Rupert, already highly susceptible to extreme fantasy as it is–many of which feel interchangeable with the reality we see him in–soon after goes to Jerry’s office to insist that he’s been hired to be a stand-up comedian on the show. Jerry’s receptionist and assistant play along nicely with him at first, the latter agreeing to listen to one of his tapes if he brings it in.

Meanwhile, the girl he’s pursued for some time now at the local bar, Rita (Diahnne Abbott), gets roped into his antics when Rupert insists he’s friends with Jerry, and that he’s been invited to spend the weekend at his country home. Buttering her up in his mind with the pitch, “Rita, every king needs a queen. I want you to be mine,” Rita can’t help but go along with it until she unearths just how severe Rupert’s delusions of grandeur are.

With Rita lost to the real world again, Rupert decides to go back in league with Masha to kidnap Jerry and force him to agree to let him open the show that night. Masha, one of the few willing participants in Rupert’s alternate reality, has her own self-directed reasons for getting involved–most pressing among them her desire to have sex with Jerry (making for one of the most hilarious and surreal scenes of the film). Again, of course, this emphasizes the ways in which everyone in Scorsese’s stylized universe is reacting–or rather waiting–to serve their own interests.

A prescient look into the future (New York has always been ahead of the curve in selfishness), all of the principal characters in The King of Comedy are simply tapping their feet in anticipation for the others to stop vying for attention so that they themselves can bid for it. Rupert’s constant search for approval–validation of any kind–can’t be quelled, nor can it ever be received in seemingly any way from those he wants it from: that nebulous entity known as the masses.

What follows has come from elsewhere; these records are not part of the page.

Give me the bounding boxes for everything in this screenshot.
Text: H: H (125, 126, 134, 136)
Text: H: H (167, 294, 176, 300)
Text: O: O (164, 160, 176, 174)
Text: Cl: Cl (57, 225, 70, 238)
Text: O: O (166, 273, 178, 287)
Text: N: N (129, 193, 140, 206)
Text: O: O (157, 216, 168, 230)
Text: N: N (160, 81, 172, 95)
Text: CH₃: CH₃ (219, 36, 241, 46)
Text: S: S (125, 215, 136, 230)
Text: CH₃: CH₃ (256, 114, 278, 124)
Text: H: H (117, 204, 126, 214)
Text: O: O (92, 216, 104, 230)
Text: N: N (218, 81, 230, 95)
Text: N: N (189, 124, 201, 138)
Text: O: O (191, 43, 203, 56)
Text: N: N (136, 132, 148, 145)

While standing in front of his cardboard cutout audience (among other cutouts in his room are of Jerry Langford himself and Liza Minnelli), Rupert represents so many people of the current generation, desperate to be famous in some field they really have no talent in. But as The King of Comedy iterates, talent is always secondary to sensationalism. It’s like Rupert says, “Better to be king for a night than schmuck for a lifetime.” It’s sort of a re-working of Indian sultan Tipu Sahib’s aphorism: “Better to live one day as a tiger than one hundred years as a sheep.” Except in this case it’s geared toward how one can best secure notoriety. That proverbial place in the sun that might ultimately scald them, but God, how good it feels in the moment.